For a player said to be competing to be the Nationals’ starting second baseman, Danny Espinosa spent a lot time during the team’s first full-squad workout playing shortstop.

In the Nationals’ first portion of practice, a rundown of plays to defend bunts, Espinosa played shortstop for the majority of the drill. When the Nationals took groundballs, Espinosa lined up next to Ian Desmond at shortstop and stayed there.

Espinosa had been entrenched as the Nationals’ starting second baseman coming into last year. And then he played through a misdiagnosed broken wrist, endured a wicked slump and got shipped to Class AAA Syracuse.

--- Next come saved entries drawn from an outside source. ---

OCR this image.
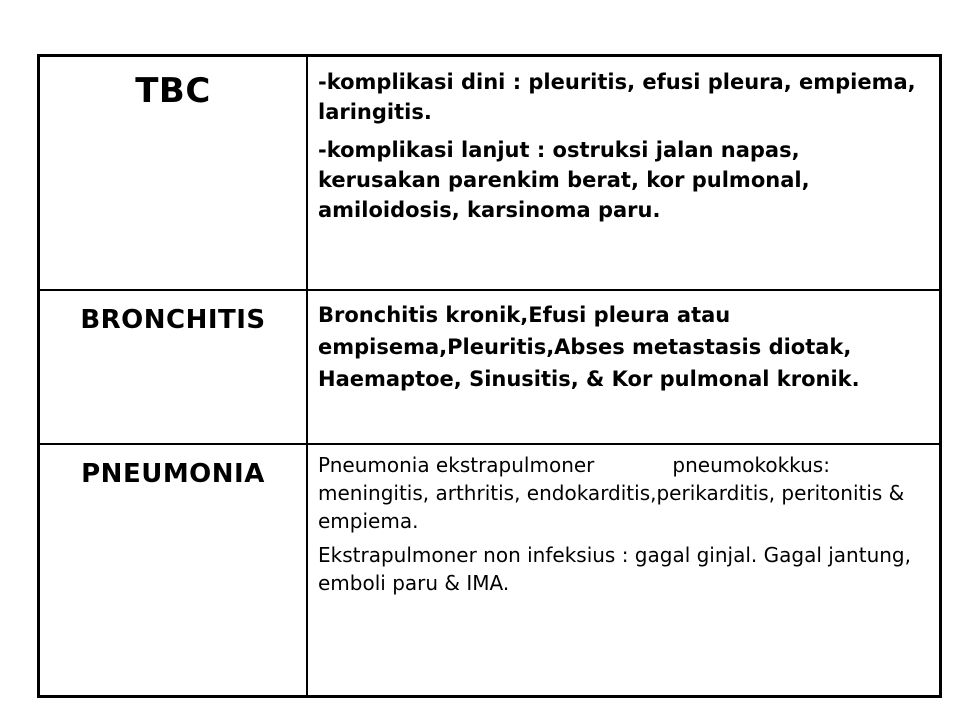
TBC	-komplikasi dini : pleuritis, efusi pleura, empiema, laringitis.

-komplikasi lanjut : ostruksi jalan napas, kerusakan parenkim berat, kor pulmonal, amiloidosis, karsinoma paru.

BRONCHITIS	Bronchitis kronik,Efusi pleura atau empisema,Pleuritis,Abses metastasis diotak, Haemaptoe, Sinusitis, & Kor pulmonal kronik.

PNEUMONIA	Pneumonia ekstrapulmoner pneumokokkus: meningitis, arthritis, endokarditis,perikarditis, peritonitis & empiema.

Ekstrapulmoner non infeksius : gagal ginjal. Gagal jantung, emboli paru & IMA.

The Nationals have told Espinosa he will be able to compete for his old position. But on Day 1, they also prepared him for a utility role.

Manager Matt Williams said Espinosa will “flip-flop” between second base and shortstop throughout the spring. The Nationals want to prepare Espinosa to play short – his position in college and the minors – in case Desmond suffers an injury.

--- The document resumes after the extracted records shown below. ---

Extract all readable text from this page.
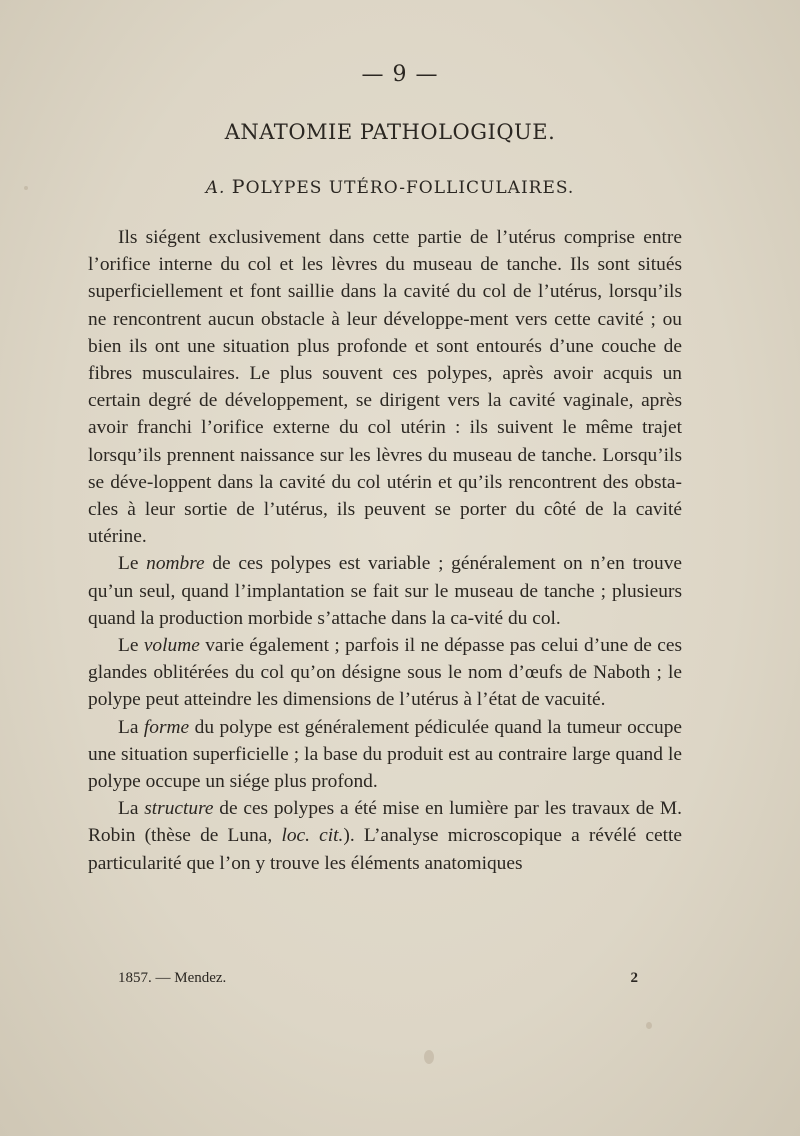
— 9 —
ANATOMIE PATHOLOGIQUE.
A. POLYPES UTÉRO-FOLLICULAIRES.

Ils siégent exclusivement dans cette partie de l’utérus comprise entre l’orifice interne du col et les lèvres du museau de tanche. Ils sont situés superficiellement et font saillie dans la cavité du col de l’utérus, lorsqu’ils ne rencontrent aucun obstacle à leur développe-ment vers cette cavité ; ou bien ils ont une situation plus profonde et sont entourés d’une couche de fibres musculaires. Le plus souvent ces polypes, après avoir acquis un certain degré de développement, se dirigent vers la cavité vaginale, après avoir franchi l’orifice externe du col utérin : ils suivent le même trajet lorsqu’ils prennent naissance sur les lèvres du museau de tanche. Lorsqu’ils se déve-loppent dans la cavité du col utérin et qu’ils rencontrent des obsta-cles à leur sortie de l’utérus, ils peuvent se porter du côté de la cavité utérine.

Le nombre de ces polypes est variable ; généralement on n’en trouve qu’un seul, quand l’implantation se fait sur le museau de tanche ; plusieurs quand la production morbide s’attache dans la ca-vité du col.

Le volume varie également ; parfois il ne dépasse pas celui d’une de ces glandes oblitérées du col qu’on désigne sous le nom d’œufs de Naboth ; le polype peut atteindre les dimensions de l’utérus à l’état de vacuité.

La forme du polype est généralement pédiculée quand la tumeur occupe une situation superficielle ; la base du produit est au contraire large quand le polype occupe un siége plus profond.

La structure de ces polypes a été mise en lumière par les travaux de M. Robin (thèse de Luna, loc. cit.). L’analyse microscopique a révélé cette particularité que l’on y trouve les éléments anatomiques

1857. — Mendez.	2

“You need somebody that can step in and play that position and play it effectively,” Williams said. “So he’ll work both places. But today he was at short mostly, and he’ll flip-flop back and forth. But he’s a guy that can certainly play it at a very high caliber so we want to make sure that he gets his work there as well.”

Espinosa’s ability at shortstop strengthens the case for why he will make the Nationals’ 25-man roster and for why it would be difficult for the Nationals to trade him. Behind Desmond, they have no one who comes close to Espinosa defensively at shortstop, one of the most important positions on the field.

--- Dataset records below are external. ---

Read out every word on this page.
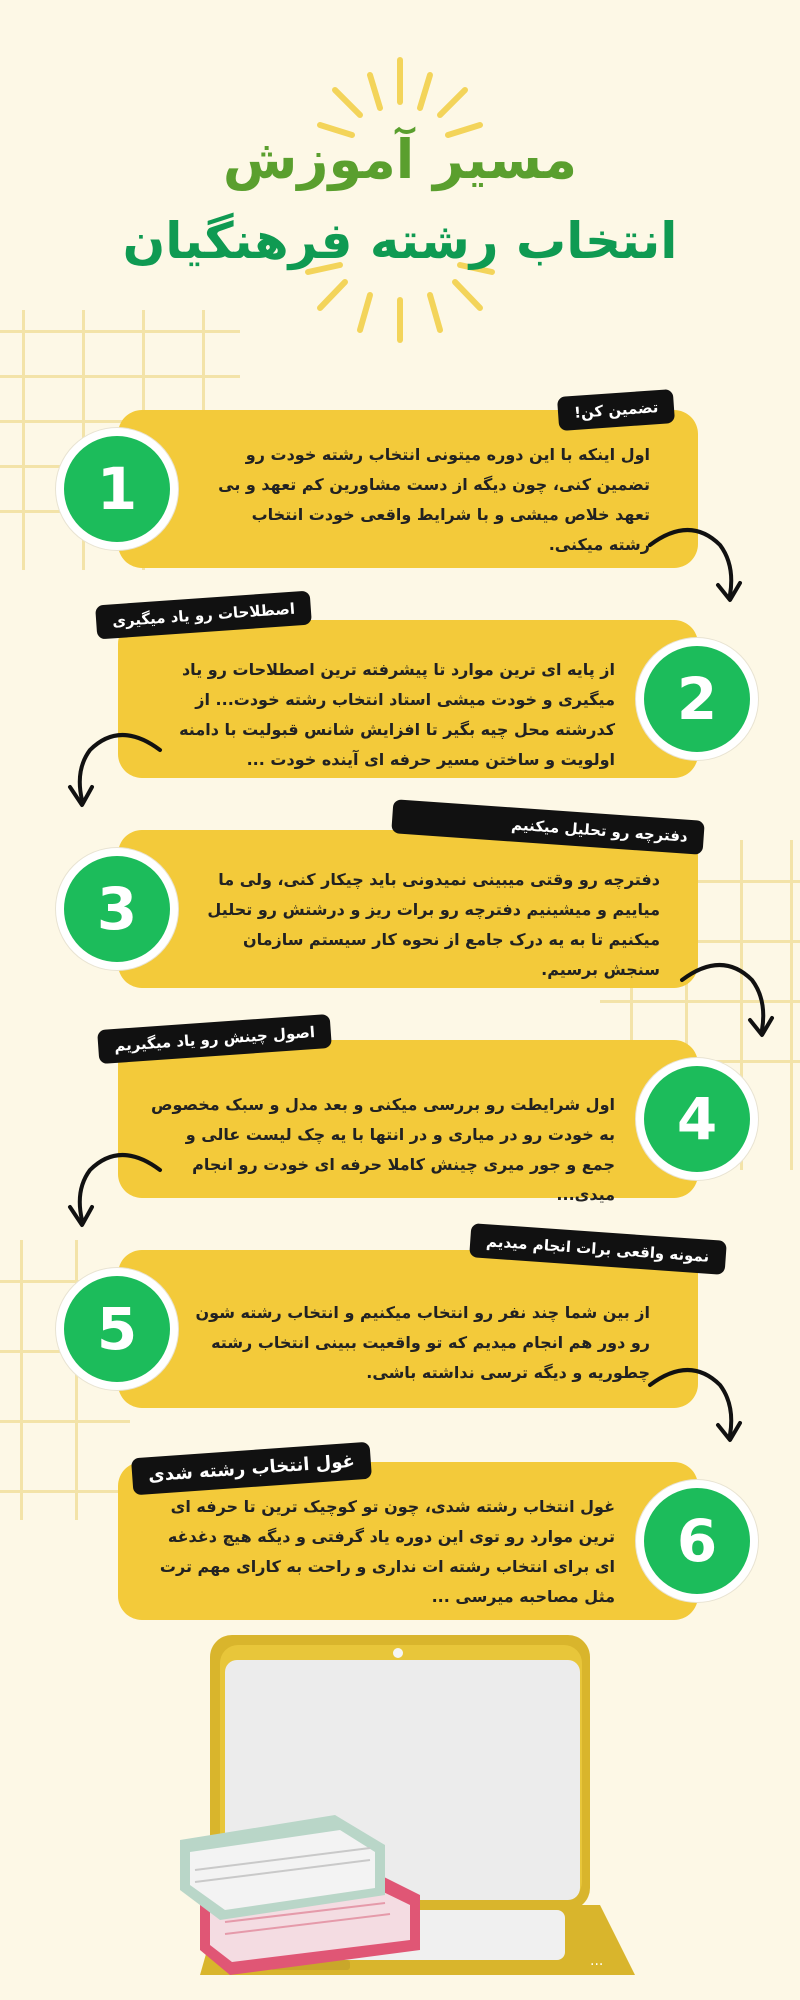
مسیر آموزش
انتخاب رشته فرهنگیان
اول اینکه با این دوره میتونی انتخاب رشته خودت رو تضمین کنی، چون دیگه از دست مشاورین کم تعهد و بی تعهد خلاص میشی و با شرایط واقعی خودت انتخاب رشته میکنی.
1
تضمین کن!
از پایه ای ترین موارد تا پیشرفته ترین اصطلاحات رو یاد میگیری و خودت میشی استاد انتخاب رشته خودت... از کدرشته محل چیه بگیر تا افزایش شانس قبولیت با دامنه اولویت و ساختن مسیر حرفه ای آینده خودت ...
2
اصطلاحات رو یاد میگیری
دفترچه رو وقتی میبینی نمیدونی باید چیکار کنی، ولی ما میاییم و میشینیم دفترچه رو برات ریز و درشتش رو تحلیل میکنیم تا به یه درک جامع از نحوه کار سیستم سازمان سنجش برسیم.
3
دفترچه رو تحلیل میکنیم
اول شرایطت رو بررسی میکنی و بعد مدل و سبک مخصوص به خودت رو در میاری و در انتها با یه چک لیست عالی و جمع و جور میری چینش کاملا حرفه ای خودت رو انجام میدی...
4
اصول چینش رو یاد میگیریم
از بین شما چند نفر رو انتخاب میکنیم و انتخاب رشته شون رو دور هم انجام میدیم که تو واقعیت ببینی انتخاب رشته چطوریه و دیگه ترسی نداشته باشی.
5
نمونه واقعی برات انجام میدیم
غول انتخاب رشته شدی، چون تو کوچیک ترین تا حرفه ای ترین موارد رو توی این دوره یاد گرفتی و دیگه هیچ دغدغه ای برای انتخاب رشته ات نداری و راحت به کارای مهم ترت مثل مصاحبه میرسی ...
6
غول انتخاب رشته شدی
...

“I love taking my groundballs at short,” Espinosa said. “It’s a fun place to take groundballs, because the plays are more challenging. You get to use your feet a little bit more. You work around the ball at different angles. I really enjoy it. They rhythm of the game is just so smooth at short. Everything is in front of you.”

Williams’s main priority for Espinosa this spring is getting him ample at-bats. The Nationals know he can play defense. If he has any chance to usurp Anthony Rendon at second base, he would have to earn it through improved hitting. In order to give Espinosa extra playing time, Williams will start him at both short and second once games begin.

“I’m sure it’s more of an insurance policy thing, to make sure I’m still ready to do it,” Espinosa said.

During practice, Espinosa offered a reminder of his skill at short. He may have the strongest infield arm on the team, Desmond included. Goaded by a silly question from (this) reporter, Espinosa said he hit 92 miles per hour the last time he threw in front of a radar gun, which was when he was 17 years old.

“If you work your feet right at shortstop – if you’re really, truly working your feet the right way – you let your feet and the legs do the work,” Espinosa said. “Your arm just gets the ball there easy.”